Incorrect settings on the HDD or what? Will clearing the CMOS reset the mobo and all it's BIOS settings then?
 
booting or POST... sounds like it is supposed to be POST - but well spotted Cyber - still sounds like a mess on the assembly fitting
 
After numerous attempts to try out new hardware, etc, I finally figured out the problem and got it to boot. The HDD jumpers were set to slave, so effectively there was no primary booting device. Moved the jumpers and it starts up now. :)

Thanks to everyone for assisting me.
 
After numerous attempts to try out new hardware, etc, I finally figured out the problem and got it to boot. The HDD jumpers were set to slave, so effectively there was no primary booting device. Moved the jumpers and it starts up now. :)

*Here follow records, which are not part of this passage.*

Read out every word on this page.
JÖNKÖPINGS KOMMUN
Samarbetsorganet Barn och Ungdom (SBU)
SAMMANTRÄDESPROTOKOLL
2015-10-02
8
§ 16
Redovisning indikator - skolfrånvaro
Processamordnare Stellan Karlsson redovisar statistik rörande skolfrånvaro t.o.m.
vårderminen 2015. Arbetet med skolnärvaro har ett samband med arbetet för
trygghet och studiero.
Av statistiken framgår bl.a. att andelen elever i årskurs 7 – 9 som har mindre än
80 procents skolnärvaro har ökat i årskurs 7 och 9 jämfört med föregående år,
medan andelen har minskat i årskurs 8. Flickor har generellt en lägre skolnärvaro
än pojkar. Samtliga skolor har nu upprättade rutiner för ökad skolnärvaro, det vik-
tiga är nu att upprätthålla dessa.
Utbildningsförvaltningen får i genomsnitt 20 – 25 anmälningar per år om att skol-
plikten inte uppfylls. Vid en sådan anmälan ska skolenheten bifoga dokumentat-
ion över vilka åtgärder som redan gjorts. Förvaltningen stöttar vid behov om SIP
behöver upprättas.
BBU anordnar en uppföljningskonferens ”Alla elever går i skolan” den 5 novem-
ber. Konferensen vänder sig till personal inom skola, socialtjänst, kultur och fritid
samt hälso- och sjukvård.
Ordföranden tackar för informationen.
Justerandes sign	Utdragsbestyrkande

Thanks to everyone for assisting me.

That's bizarre. If you have only a slave on the IDE channel, you should be able to boot off it. And it certainly wouldn't shut the machine down before bring up the BIOS info, etc etc.
 
That's bizarre. If you have only a slave on the IDE channel, you should be able to boot off it. And it certainly wouldn't shut the machine down before bring up the BIOS info, etc etc.

I agree with this. Really something quite strange.